Mercury (Hobart)

Rewards of being man of the hour

- NEALA JOHNSON

WHILE leading man Gary Oldman is hogging all the awards glory for his turn as Winston Churchill in Darkest Hour, the film’s director Joe Wright is happy to settle for a simpler reward: the knowledge that people are enjoying it.

Reports from cinemas in the UK and US have punters giving spontaneou­s standing ovations when Oldman delivers Churchill’s famous “fight on the beaches” speech.

“Well, it’s certainly nicer than having a flop, that’s for sure,” says Wright, 45.

After Wright’s previous feature, 2015’s Pan — which starred Hugh Jackman as Blackbeard — was lambasted and limped to a worldwide gross rather less than its US$150 million budget, the director of Pride and Prejudice and Atonement went back to his DVD collection.

Feeling “a little knocked around” and unsure “how to proceed”, Wright re-watched the movies that made him want to be a filmmaker in the first place and saw they mostly had one thing in common: they were dramas.

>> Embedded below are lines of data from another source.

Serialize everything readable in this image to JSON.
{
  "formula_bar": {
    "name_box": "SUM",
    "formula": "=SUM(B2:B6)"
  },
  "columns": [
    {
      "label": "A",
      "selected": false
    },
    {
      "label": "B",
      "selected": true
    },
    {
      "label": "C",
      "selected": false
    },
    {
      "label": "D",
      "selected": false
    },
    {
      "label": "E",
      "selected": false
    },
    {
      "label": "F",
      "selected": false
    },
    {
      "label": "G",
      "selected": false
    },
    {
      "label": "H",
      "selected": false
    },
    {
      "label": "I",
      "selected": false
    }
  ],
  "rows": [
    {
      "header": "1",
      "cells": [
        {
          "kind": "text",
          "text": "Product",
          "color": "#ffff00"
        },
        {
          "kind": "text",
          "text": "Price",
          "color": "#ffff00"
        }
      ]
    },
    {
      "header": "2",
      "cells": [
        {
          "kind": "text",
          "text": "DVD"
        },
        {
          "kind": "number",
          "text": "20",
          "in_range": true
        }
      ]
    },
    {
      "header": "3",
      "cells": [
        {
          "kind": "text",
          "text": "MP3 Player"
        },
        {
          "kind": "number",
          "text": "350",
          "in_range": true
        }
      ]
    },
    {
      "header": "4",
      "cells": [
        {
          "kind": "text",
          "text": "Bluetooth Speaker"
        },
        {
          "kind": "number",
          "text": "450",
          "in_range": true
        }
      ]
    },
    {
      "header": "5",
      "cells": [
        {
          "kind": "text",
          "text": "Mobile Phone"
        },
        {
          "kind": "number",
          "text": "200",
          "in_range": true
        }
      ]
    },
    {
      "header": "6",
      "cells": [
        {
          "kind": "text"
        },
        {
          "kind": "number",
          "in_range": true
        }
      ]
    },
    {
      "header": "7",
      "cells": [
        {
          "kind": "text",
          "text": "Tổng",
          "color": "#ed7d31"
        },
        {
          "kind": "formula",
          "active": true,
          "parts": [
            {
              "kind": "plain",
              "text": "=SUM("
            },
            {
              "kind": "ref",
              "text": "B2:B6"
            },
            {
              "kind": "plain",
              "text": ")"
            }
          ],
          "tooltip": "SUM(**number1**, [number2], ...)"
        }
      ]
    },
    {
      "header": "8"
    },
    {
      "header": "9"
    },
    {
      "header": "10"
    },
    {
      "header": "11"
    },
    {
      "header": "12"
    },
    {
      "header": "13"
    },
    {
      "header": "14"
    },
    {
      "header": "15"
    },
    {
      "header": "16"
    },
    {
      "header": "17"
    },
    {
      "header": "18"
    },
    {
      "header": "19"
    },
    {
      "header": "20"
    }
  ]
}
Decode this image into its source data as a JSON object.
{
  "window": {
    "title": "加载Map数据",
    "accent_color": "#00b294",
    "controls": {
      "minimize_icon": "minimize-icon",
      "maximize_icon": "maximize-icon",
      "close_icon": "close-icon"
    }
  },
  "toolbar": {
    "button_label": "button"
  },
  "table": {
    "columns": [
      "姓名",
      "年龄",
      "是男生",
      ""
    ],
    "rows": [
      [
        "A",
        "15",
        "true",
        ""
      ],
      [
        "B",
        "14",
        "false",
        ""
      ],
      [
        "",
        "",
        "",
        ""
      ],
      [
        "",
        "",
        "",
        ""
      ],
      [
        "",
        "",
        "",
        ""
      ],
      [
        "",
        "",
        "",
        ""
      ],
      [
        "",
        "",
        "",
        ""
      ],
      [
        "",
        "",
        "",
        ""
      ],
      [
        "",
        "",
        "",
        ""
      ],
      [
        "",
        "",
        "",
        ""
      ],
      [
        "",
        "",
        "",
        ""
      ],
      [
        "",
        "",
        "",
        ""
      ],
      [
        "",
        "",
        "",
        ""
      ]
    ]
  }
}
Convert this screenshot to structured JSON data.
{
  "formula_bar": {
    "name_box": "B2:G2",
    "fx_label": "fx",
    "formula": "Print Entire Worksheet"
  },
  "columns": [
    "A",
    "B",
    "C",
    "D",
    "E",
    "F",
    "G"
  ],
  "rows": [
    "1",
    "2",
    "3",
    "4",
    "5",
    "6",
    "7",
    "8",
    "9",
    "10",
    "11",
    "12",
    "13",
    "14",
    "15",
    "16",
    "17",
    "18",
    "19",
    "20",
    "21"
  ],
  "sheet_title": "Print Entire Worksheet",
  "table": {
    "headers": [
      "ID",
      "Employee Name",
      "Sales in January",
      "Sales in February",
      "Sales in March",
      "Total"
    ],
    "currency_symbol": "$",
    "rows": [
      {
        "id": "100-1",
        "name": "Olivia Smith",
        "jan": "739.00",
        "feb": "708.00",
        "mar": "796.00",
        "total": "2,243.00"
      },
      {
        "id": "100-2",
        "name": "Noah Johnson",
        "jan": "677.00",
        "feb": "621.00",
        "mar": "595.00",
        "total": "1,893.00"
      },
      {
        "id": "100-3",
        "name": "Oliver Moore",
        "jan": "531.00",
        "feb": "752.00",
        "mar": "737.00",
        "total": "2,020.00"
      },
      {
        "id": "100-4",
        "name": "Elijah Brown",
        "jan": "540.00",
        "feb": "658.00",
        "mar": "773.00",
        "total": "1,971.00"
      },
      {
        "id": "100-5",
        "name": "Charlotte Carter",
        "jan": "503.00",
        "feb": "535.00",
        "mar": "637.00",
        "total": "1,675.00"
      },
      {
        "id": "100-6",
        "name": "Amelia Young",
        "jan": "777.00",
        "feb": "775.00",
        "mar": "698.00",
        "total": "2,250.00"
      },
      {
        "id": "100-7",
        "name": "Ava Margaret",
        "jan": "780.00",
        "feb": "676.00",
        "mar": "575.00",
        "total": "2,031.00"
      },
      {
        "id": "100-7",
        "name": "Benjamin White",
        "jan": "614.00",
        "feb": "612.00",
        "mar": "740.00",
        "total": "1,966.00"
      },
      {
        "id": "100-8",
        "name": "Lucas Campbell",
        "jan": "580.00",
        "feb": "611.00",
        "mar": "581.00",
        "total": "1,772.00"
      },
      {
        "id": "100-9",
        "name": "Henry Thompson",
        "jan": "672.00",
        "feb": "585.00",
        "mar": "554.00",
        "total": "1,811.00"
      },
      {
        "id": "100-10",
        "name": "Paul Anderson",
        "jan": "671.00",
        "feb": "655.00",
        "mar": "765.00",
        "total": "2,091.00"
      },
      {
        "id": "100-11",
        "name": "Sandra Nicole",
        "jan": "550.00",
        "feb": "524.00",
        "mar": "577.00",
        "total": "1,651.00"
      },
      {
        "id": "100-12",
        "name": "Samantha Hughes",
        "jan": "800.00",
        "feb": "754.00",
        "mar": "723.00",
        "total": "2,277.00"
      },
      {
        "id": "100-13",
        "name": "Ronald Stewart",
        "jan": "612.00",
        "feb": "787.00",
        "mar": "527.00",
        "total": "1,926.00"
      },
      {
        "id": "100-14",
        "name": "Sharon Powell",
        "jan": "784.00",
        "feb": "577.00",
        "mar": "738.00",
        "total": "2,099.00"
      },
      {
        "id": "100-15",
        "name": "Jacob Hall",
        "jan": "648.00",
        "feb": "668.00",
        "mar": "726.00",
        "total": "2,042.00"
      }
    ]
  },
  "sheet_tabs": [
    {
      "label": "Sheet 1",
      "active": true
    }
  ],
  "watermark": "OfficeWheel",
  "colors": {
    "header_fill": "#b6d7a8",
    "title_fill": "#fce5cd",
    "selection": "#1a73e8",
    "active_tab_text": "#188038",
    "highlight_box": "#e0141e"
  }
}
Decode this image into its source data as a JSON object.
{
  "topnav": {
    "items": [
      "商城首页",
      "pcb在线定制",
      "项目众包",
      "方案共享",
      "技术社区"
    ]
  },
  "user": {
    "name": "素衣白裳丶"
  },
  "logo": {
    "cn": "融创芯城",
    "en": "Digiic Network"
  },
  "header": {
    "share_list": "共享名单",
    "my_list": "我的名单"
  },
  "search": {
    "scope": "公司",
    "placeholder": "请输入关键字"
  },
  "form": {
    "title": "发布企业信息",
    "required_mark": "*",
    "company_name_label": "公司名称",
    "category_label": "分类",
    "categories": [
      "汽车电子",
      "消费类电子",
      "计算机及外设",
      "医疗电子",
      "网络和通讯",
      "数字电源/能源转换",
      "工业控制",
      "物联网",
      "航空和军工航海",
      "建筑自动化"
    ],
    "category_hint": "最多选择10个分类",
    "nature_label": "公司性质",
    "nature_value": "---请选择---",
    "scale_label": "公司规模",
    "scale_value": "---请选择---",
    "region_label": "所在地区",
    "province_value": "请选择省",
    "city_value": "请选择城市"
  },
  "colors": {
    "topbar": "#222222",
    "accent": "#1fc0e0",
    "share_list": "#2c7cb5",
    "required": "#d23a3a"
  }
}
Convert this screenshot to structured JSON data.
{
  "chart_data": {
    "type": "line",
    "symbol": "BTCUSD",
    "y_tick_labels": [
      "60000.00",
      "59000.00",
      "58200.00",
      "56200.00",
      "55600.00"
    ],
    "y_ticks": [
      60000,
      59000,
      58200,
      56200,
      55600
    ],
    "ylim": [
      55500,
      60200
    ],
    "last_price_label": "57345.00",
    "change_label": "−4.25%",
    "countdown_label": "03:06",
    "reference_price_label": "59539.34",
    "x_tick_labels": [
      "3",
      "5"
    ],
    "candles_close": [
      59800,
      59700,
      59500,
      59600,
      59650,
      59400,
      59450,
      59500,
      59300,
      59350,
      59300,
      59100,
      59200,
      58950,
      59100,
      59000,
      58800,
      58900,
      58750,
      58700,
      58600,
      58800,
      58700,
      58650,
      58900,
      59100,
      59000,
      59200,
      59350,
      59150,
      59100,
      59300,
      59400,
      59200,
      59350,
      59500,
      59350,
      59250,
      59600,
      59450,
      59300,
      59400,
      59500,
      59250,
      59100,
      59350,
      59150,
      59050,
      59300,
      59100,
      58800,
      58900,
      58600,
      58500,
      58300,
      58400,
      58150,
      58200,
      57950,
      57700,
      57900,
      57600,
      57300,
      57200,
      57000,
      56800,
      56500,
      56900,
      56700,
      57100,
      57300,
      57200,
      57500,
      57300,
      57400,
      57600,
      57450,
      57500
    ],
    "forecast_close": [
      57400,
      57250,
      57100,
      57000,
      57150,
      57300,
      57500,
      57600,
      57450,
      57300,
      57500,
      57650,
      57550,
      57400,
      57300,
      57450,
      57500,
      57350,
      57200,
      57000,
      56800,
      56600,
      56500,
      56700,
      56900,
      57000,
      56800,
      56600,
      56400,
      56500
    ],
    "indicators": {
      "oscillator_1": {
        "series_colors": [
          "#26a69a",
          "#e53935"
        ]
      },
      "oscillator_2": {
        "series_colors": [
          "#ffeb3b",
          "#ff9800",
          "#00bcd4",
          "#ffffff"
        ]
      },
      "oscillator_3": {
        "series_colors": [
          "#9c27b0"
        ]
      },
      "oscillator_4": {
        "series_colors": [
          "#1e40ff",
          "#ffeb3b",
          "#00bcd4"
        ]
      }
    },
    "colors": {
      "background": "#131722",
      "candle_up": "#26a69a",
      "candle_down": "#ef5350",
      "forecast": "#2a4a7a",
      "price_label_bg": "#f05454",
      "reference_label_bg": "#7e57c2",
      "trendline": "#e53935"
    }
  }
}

“I realised that was my first love and that’s what I had to do,” he says.

Darkest Hour — the story of Winston Churchill’s uncertain early days as prime minister of a Britain under threat of Nazi invasion — was the right drama at the right time.

Wright chose Oldman to play Churchill for the intensity he would bring to the role. The actor is so well hidden under makeup, even Wright says “I forget it’s him”.

If Oldman does win the Oscar for Best Actor — which he is favoured to do — Wright has no doubt he has earnt it. “Not only for this movie, but for an entire body of work. He’s the greatest actor of his generation, as far as I’m concerned.”

Building a team around Oldman wasn’t easy. Kristin Scott Thomas at first declined the “thankless wife role” of Clementine Churchill. But Wright changed her mind by working to make the role “as vital as possible”.

“Clementine didn’t stand behind Winston, she stood beside him,” he elaborates. “There would be no Winston Churchill if not for her.”

As for Churchill’s most important ally, King George VI, Wright didn’t believe a Brit would be right for the role, because Brits usually fall into two camps: reverentia­l of royalty “or the opposite”.

“I needed someone who was just going to approach him as a human being.”

That someone was Ben Mendelsohn. Wright says watching the Australian “joust” with Oldman was “a real privilege”. “They’re quite different types of people, but they both approached each other with an enormous amount of respect. An actor is generally only as good as the person they’re playing opposite and I do think they upped each other’s game.”